Metallurgical testwork, flowsheet design and variability testwork have also been completed, with an updated process design and cost estimation work seeing said flowsheet no longer needing the hydrometallurgical facility.
Chalice said this “substantially reduces the capex (capital expenditure), opex (operational expenditure) and risk profile” for the project, relative to the August 2023 scoping study.
Two smelter-grade concentrates will also be produced, one copper-palladium-gold and another nickel-cobalt-palladium-platinum, alongside a 65 per cent iron concentrate and palladium-gold doré.
Chalice managing director and chief executive officer Alex Dorsch said the simplified flowsheet and staged mine plan are expected to improve margins and accelerate payback once operations begin in 2029–30.
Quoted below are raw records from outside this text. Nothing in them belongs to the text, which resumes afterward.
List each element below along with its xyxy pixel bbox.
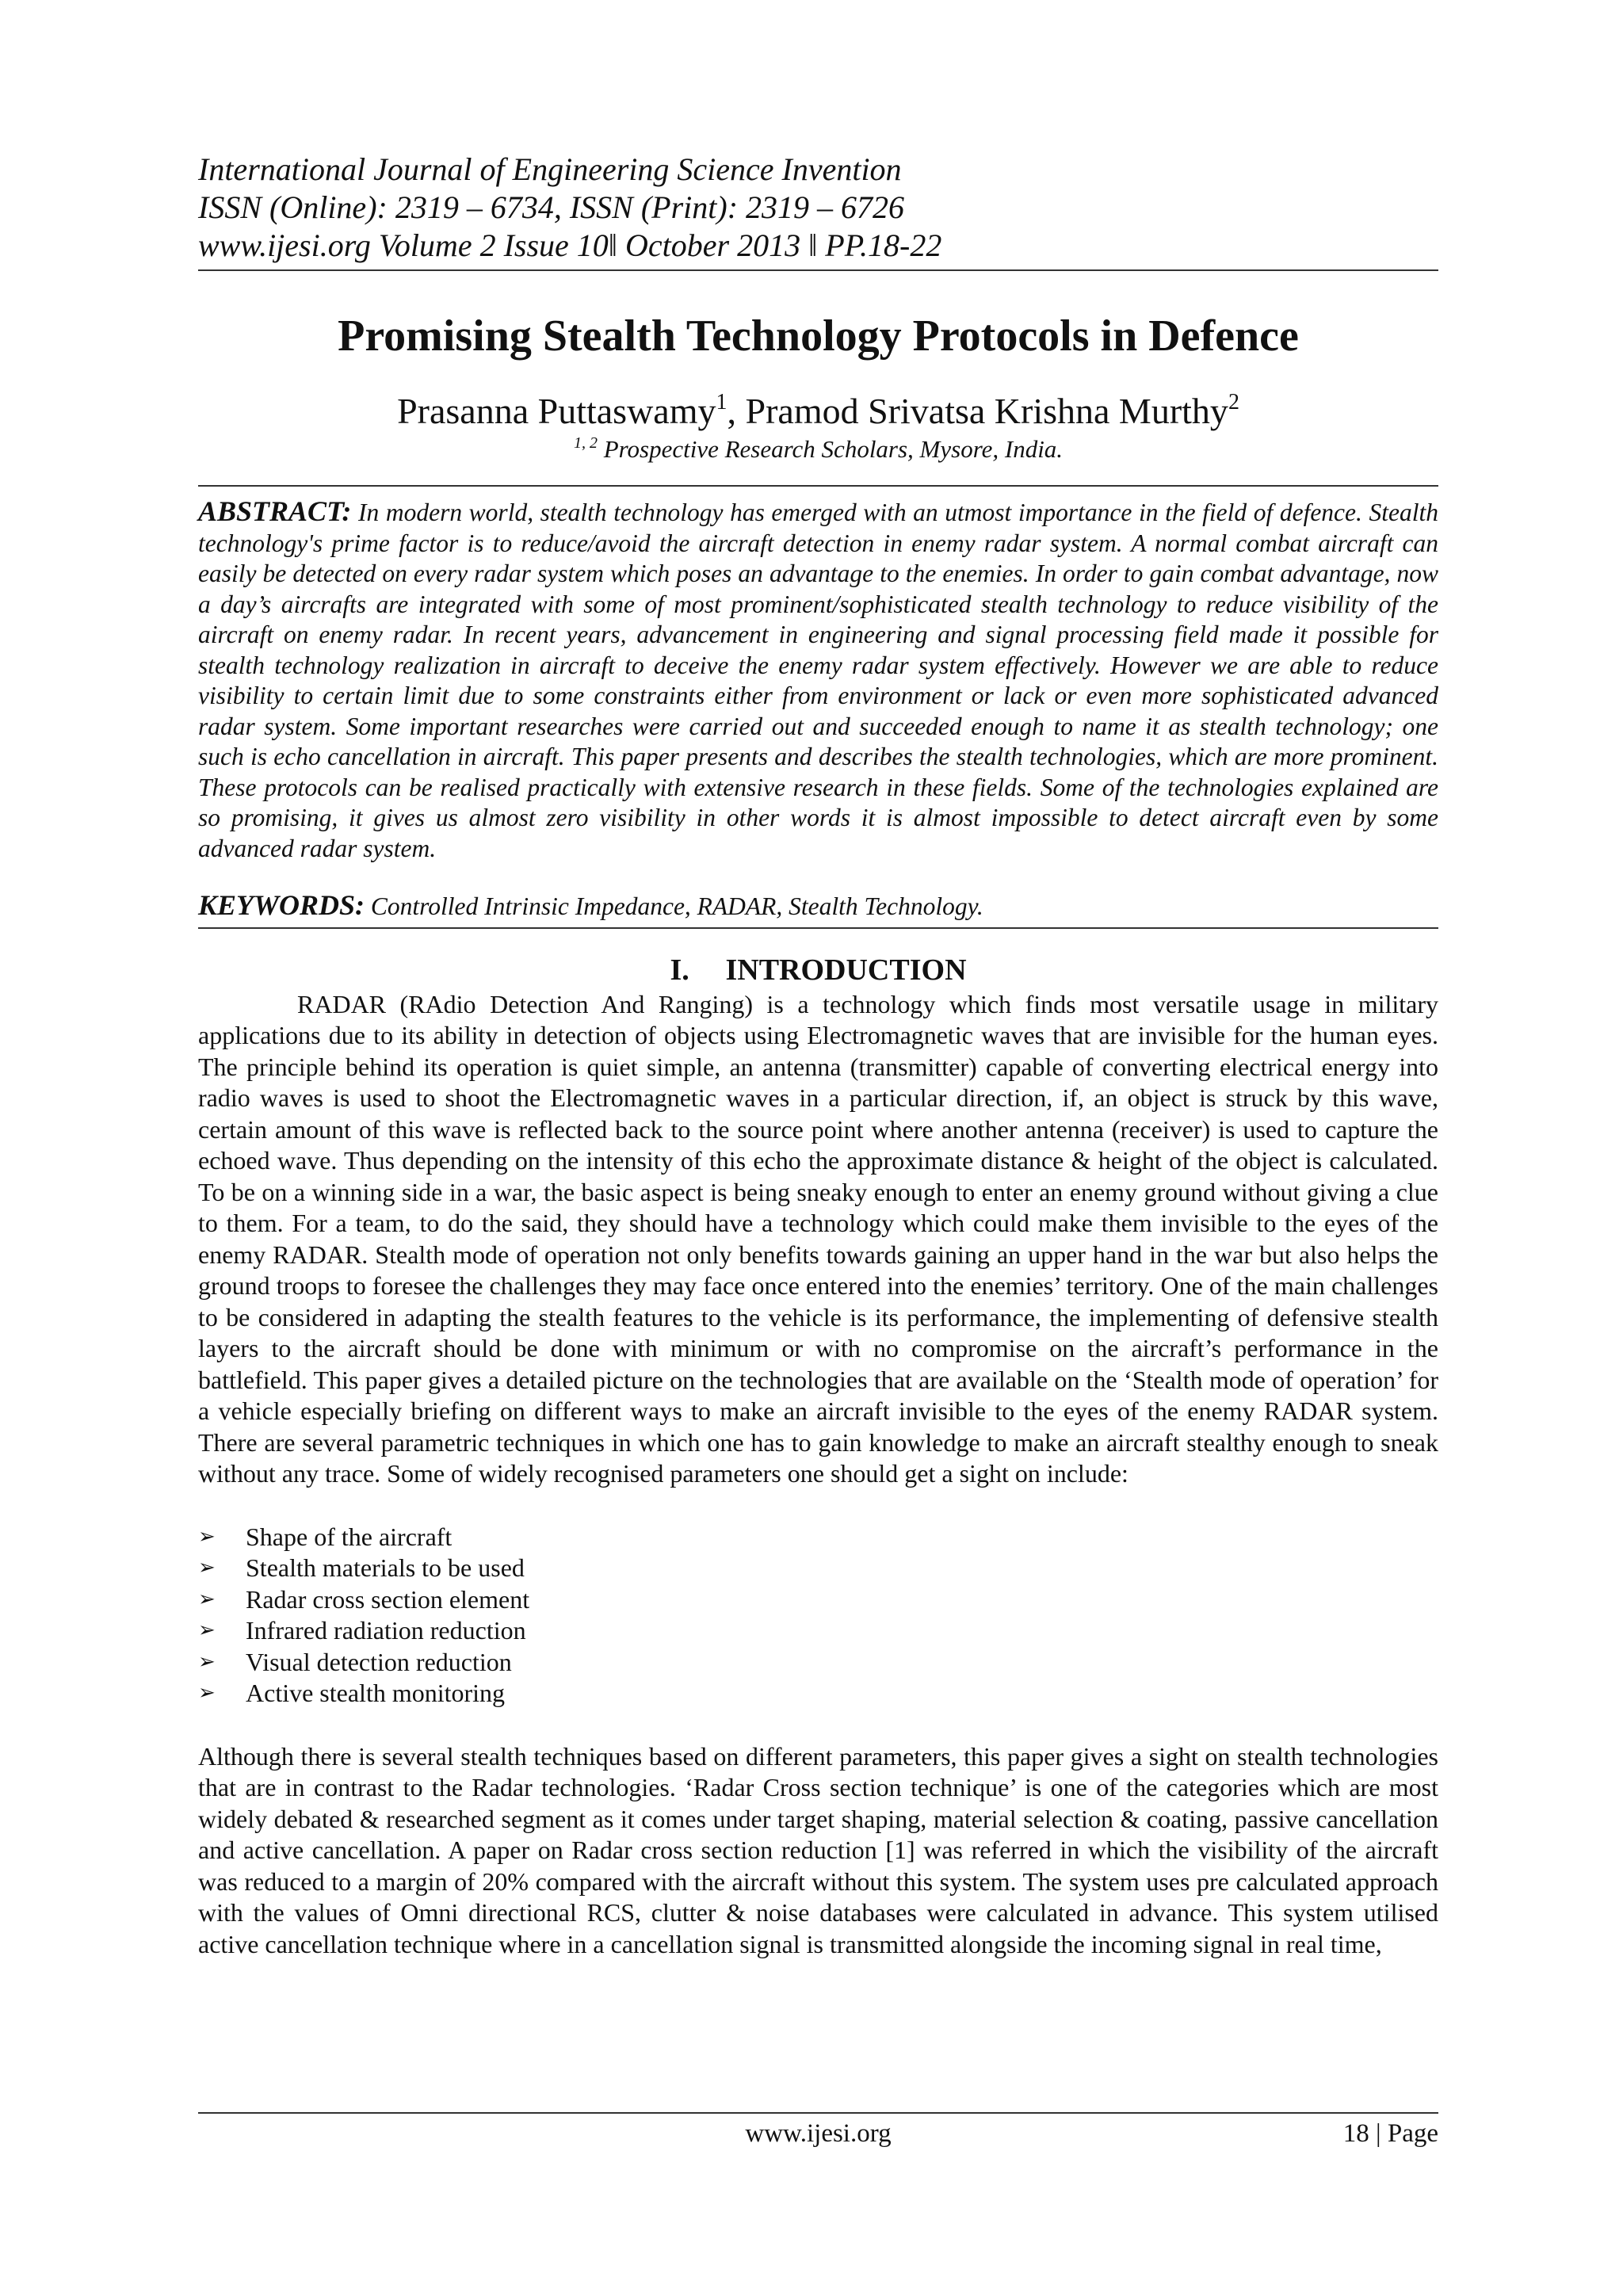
footer-rule [198,2112,1438,2114]
header-rule [198,269,1438,271]
keywords-label: KEYWORDS: [198,888,365,921]
author-superscript: 2 [1228,390,1239,415]
parameter-list [198,1522,1438,1710]
author-superscript: 1 [716,390,727,415]
footer-url: www.ijesi.org [745,2119,892,2148]
list-item: ➢ Active stealth monitoring [198,1678,1438,1710]
author-name: Prasanna Puttaswamy [397,391,716,431]
list-item: ➢ Infrared radiation reduction [198,1615,1438,1647]
affiliation-superscript: 1, 2 [573,434,598,452]
affiliation-text: Prospective Research Scholars, Mysore, India. [597,435,1064,463]
section-number: I. [670,953,689,987]
arrowhead-bullet-icon: ➢ [198,1681,216,1705]
journal-name: International Journal of Engineering Science Invention [198,151,902,187]
author-line [198,390,1438,433]
paper-title: Promising Stealth Technology Protocols in Defence [338,311,1299,361]
journal-header [198,151,1438,265]
arrowhead-bullet-icon: ➢ [198,1524,216,1549]
author-separator: , [727,391,746,431]
list-item: ➢ Visual detection reduction [198,1647,1438,1679]
keywords [198,889,1438,923]
intro-paragraph: RADAR (RAdio Detection And Ranging) is a technology which finds most versatile usage in military applications due to its ability in detection of objects using Electromagnetic waves that are invisible for the human eyes. The principle behind its operation is quiet simple, an antenna (transmitter) capable of converting electrical energy into radio waves is used to shoot the Electromagnetic waves in a particular direction, if, an object is struck by this wave, certain amount of this wave is reflected back to the source point where another antenna (receiver) is used to capture the echoed wave. Thus depending on the intensity of this echo the approximate distance & height of the object is calculated. To be on a winning side in a war, the basic aspect is being sneaky enough to enter an enemy ground without giving a clue to them. For a team, to do the said, they should have a technology which could make them invisible to the eyes of the enemy RADAR. Stealth mode of operation not only benefits towards gaining an upper hand in the war but also helps the ground troops to foresee the challenges they may face once entered into the enemies’ territory. One of the main challenges to be considered in adapting the stealth features to the vehicle is its performance, the implementing of defensive stealth layers to the aircraft should be done with minimum or with no compromise on the aircraft’s performance in the battlefield. This paper gives a detailed picture on the technologies that are available on the ‘Stealth mode of operation’ for a vehicle especially briefing on different ways to make an aircraft invisible to the eyes of the enemy RADAR system. There are several parametric techniques in which one has to gain knowledge to make an aircraft stealthy enough to sneak without any trace. Some of widely recognised parameters one should get a sight on include: [198,989,1438,1488]
arrowhead-bullet-icon: ➢ [198,1649,216,1674]
abstract-top-rule [198,485,1438,487]
list-item: ➢ Radar cross section element [198,1584,1438,1616]
list-item: ➢ Stealth materials to be used [198,1553,1438,1584]
arrowhead-bullet-icon: ➢ [198,1556,216,1580]
journal-volume: www.ijesi.org Volume 2 Issue 10ǁ October 2013 ǁ PP.18-22 [198,227,942,263]
keywords-bottom-rule [198,927,1438,929]
page-number: 18 | Page [1342,2119,1438,2148]
abstract-text: In modern world, stealth technology has emerged with an utmost importance in the field of defence. Stealth technology's prime factor is to reduce/avoid the aircraft detection in enemy radar system. A normal combat aircraft can easily be detected on every radar system which poses an advantage to the enemies. In order to gain combat advantage, now a day’s aircrafts are integrated with some of most prominent/sophisticated stealth technology to reduce visibility of the aircraft on enemy radar. In recent years, advancement in engineering and signal processing field made it possible for stealth technology realization in aircraft to deceive the enemy radar system effectively. However we are able to reduce visibility to certain limit due to some constraints either from environment or lack or even more sophisticated advanced radar system. Some important researches were carried out and succeeded enough to name it as stealth technology; one such is echo cancellation in aircraft. This paper presents and describes the stealth technologies, which are more prominent. These protocols can be realised practically with extensive research in these fields. Some of the technologies explained are so promising, it gives us almost zero visibility in other words it is almost impossible to detect aircraft even by some advanced radar system. [198,499,1438,862]
arrowhead-bullet-icon: ➢ [198,1618,216,1642]
abstract-label: ABSTRACT: [198,495,352,527]
section-title: INTRODUCTION [725,953,967,987]
section-heading [198,953,1438,988]
keywords-text: Controlled Intrinsic Impedance, RADAR, Stealth Technology. [365,892,983,920]
list-item: ➢ Shape of the aircraft [198,1522,1438,1553]
author-name: Pramod Srivatsa Krishna Murthy [745,391,1228,431]
body-paragraph: Although there is several stealth techniques based on different parameters, this paper gives a sight on stealth technologies that are in contrast to the Radar technologies. ‘Radar Cross section technique’ is one of the categories which are most widely debated & researched segment as it comes under target shaping, material selection & coating, passive cancellation and active cancellation. A paper on Radar cross section reduction [1] was referred in which the visibility of the aircraft was reduced to a margin of 20% compared with the aircraft without this system. The system uses pre calculated approach with the values of Omni directional RCS, clutter & noise databases were calculated in advance. This system utilised active cancellation technique where in a cancellation signal is transmitted alongside the incoming signal in real time, [198,1741,1438,1958]
affiliation-line [198,434,1438,464]
abstract [198,496,1438,864]
arrowhead-bullet-icon: ➢ [198,1587,216,1611]
paper-page [198,151,1438,1960]
journal-issn: ISSN (Online): 2319 – 6734, ISSN (Print): 2319 – 6726 [198,189,905,225]
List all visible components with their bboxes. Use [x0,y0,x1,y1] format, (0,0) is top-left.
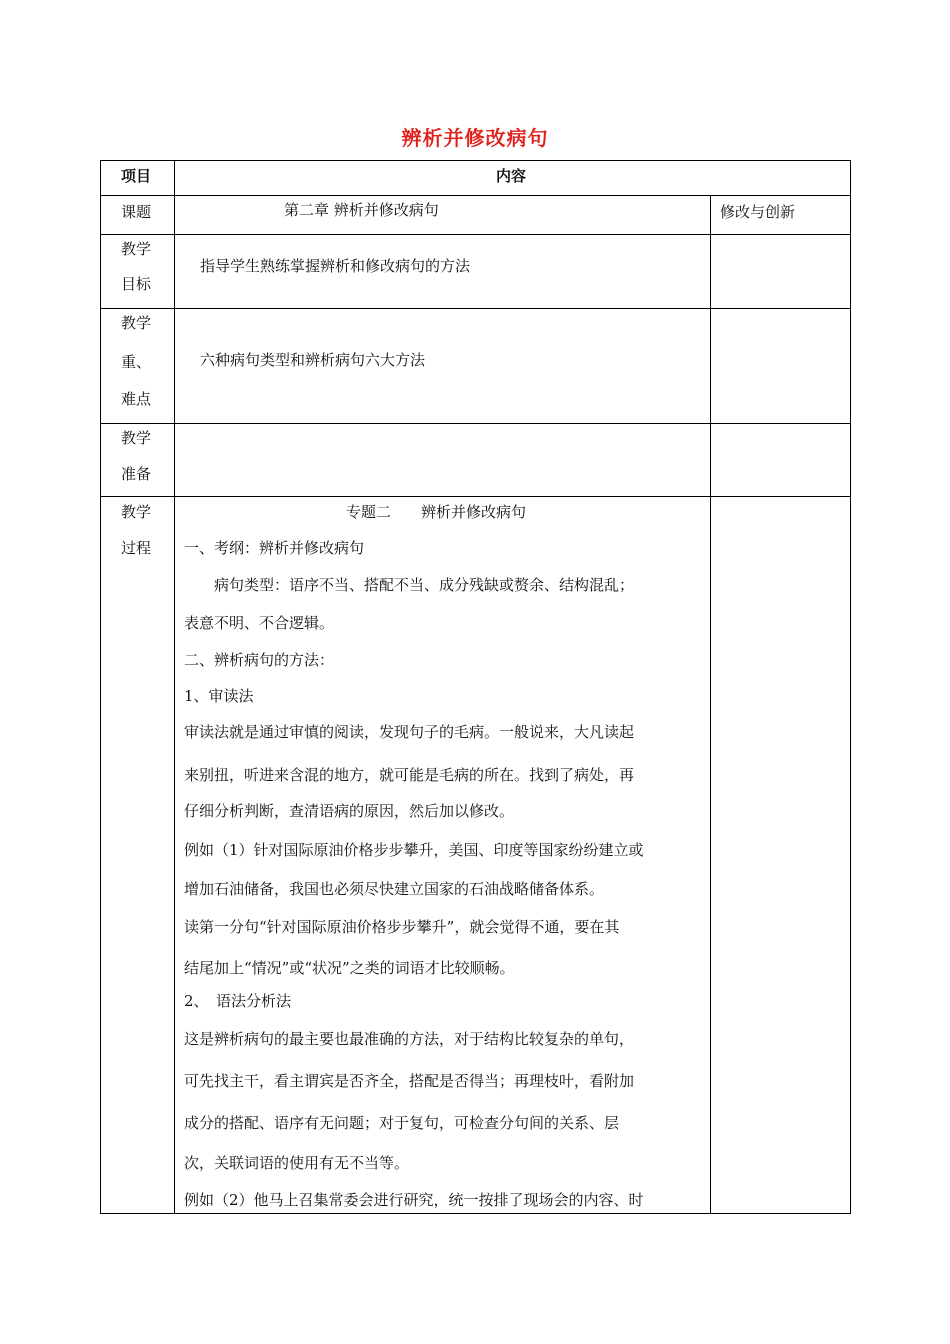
header-item: 项目 [121,167,152,185]
row-divider [100,496,851,497]
row-label-goal-2: 目标 [121,275,152,293]
process-line: 审读法就是通过审慎的阅读，发现句子的毛病。一般说来，大凡读起 [184,723,635,741]
table-border-left [100,160,101,1214]
process-line: 可先找主干，看主谓宾是否齐全，搭配是否得当；再理枝叶，看附加 [184,1072,635,1090]
row-divider [100,423,851,424]
process-line: 成分的搭配、语序有无问题；对于复句，可检查分句间的关系、层 [184,1114,620,1132]
process-line: 表意不明、不合逻辑。 [184,614,335,632]
row-label-process-1: 教学 [121,503,152,521]
row-label-goal-1: 教学 [121,240,152,258]
process-line: 结尾加上“情况”或“状况”之类的词语才比较顺畅。 [184,959,515,977]
table-border-bottom [100,1213,851,1214]
process-line: 来别扭，听进来含混的地方，就可能是毛病的所在。找到了病处，再 [184,766,635,784]
process-line: 病句类型：语序不当、搭配不当、成分残缺或赘余、结构混乱； [184,576,635,594]
process-line: 增加石油储备，我国也必须尽快建立国家的石油战略储备体系。 [184,880,605,898]
document-title: 辨析并修改病句 [401,126,549,150]
revision-column-label: 修改与创新 [720,203,796,221]
row-label-topic: 课题 [121,203,152,221]
goal-content: 指导学生熟练掌握辨析和修改病句的方法 [200,257,471,275]
row-label-prep-1: 教学 [121,429,152,447]
column-divider-2 [710,196,711,1214]
table-border-top [100,160,851,161]
process-line: 这是辨析病句的最主要也最准确的方法，对于结构比较复杂的单句， [184,1030,635,1048]
topic-content: 第二章 辨析并修改病句 [284,201,439,219]
process-line: 仔细分析判断，查清语病的原因，然后加以修改。 [184,802,515,820]
row-label-key-2: 重、 [121,353,152,371]
header-content: 内容 [496,167,527,185]
process-line: 读第一分句“针对国际原油价格步步攀升”，就会觉得不通，要在其 [184,918,620,936]
row-label-process-2: 过程 [121,539,152,557]
process-line: 例如（2）他马上召集常委会进行研究，统一按排了现场会的内容、时 [184,1191,644,1209]
row-divider [100,195,851,196]
row-label-key-1: 教学 [121,314,152,332]
process-line: 例如（1）针对国际原油价格步步攀升，美国、印度等国家纷纷建立或 [184,841,644,859]
process-line: 2、 语法分析法 [184,992,292,1010]
process-heading: 专题二 辨析并修改病句 [346,503,527,521]
row-label-prep-2: 准备 [121,465,152,483]
process-line: 一、考纲：辨析并修改病句 [184,539,365,557]
key-content: 六种病句类型和辨析病句六大方法 [200,351,426,369]
process-line: 1、审读法 [184,687,254,705]
column-divider-1 [174,160,175,1214]
row-divider [100,308,851,309]
process-line: 二、辨析病句的方法： [184,651,335,669]
table-border-right [850,160,851,1214]
row-label-key-3: 难点 [121,390,152,408]
row-divider [100,234,851,235]
process-line: 次，关联词语的使用有无不当等。 [184,1154,410,1172]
Furthermore, Chalice defined a hybrid solar-battery-diesel and 132 kilo-volt grid connection power solution to support low cost and flexible power, while water will be sourced at no cost from Water Corporation’s Alkimos facility through a 50-kilometre pipeline.
Draft environmental review documents (ERDs) have also progressed with the submission scheduled for mid 2026, with environmental modelling underway through consultancy firm GHD.
On Chalice’s wider exploration projects in Western Australia (WA) and the Northern Territory (NT), two greenfield targets have been tested during the quarter with first-pass aircore (AC) drilling, with six new greenfield targets to be drilled in Q4 2025.
First-pass AC drilling was also completed at the Klein Target, intersecting a new prospective mafic-ultramafic intrusive complex 70 kilometres east-northeast of Gonneville. Currently all assays are pending with a moving-loop electromagnetic (MLEM) survey planned for Q4 CY25.
The company also reported exploration across more than 7000 square kilometres in the West Yilgarn province in WA, with an initial 3000m reverse circulation (RC) drilling program to begin at the Warspite target in the coming weeks.
Chalice also highlighted a recovering palladium market, which scaled $US1600 per ounce in October, underpinned by ongoing supply risks and tightening global inventories.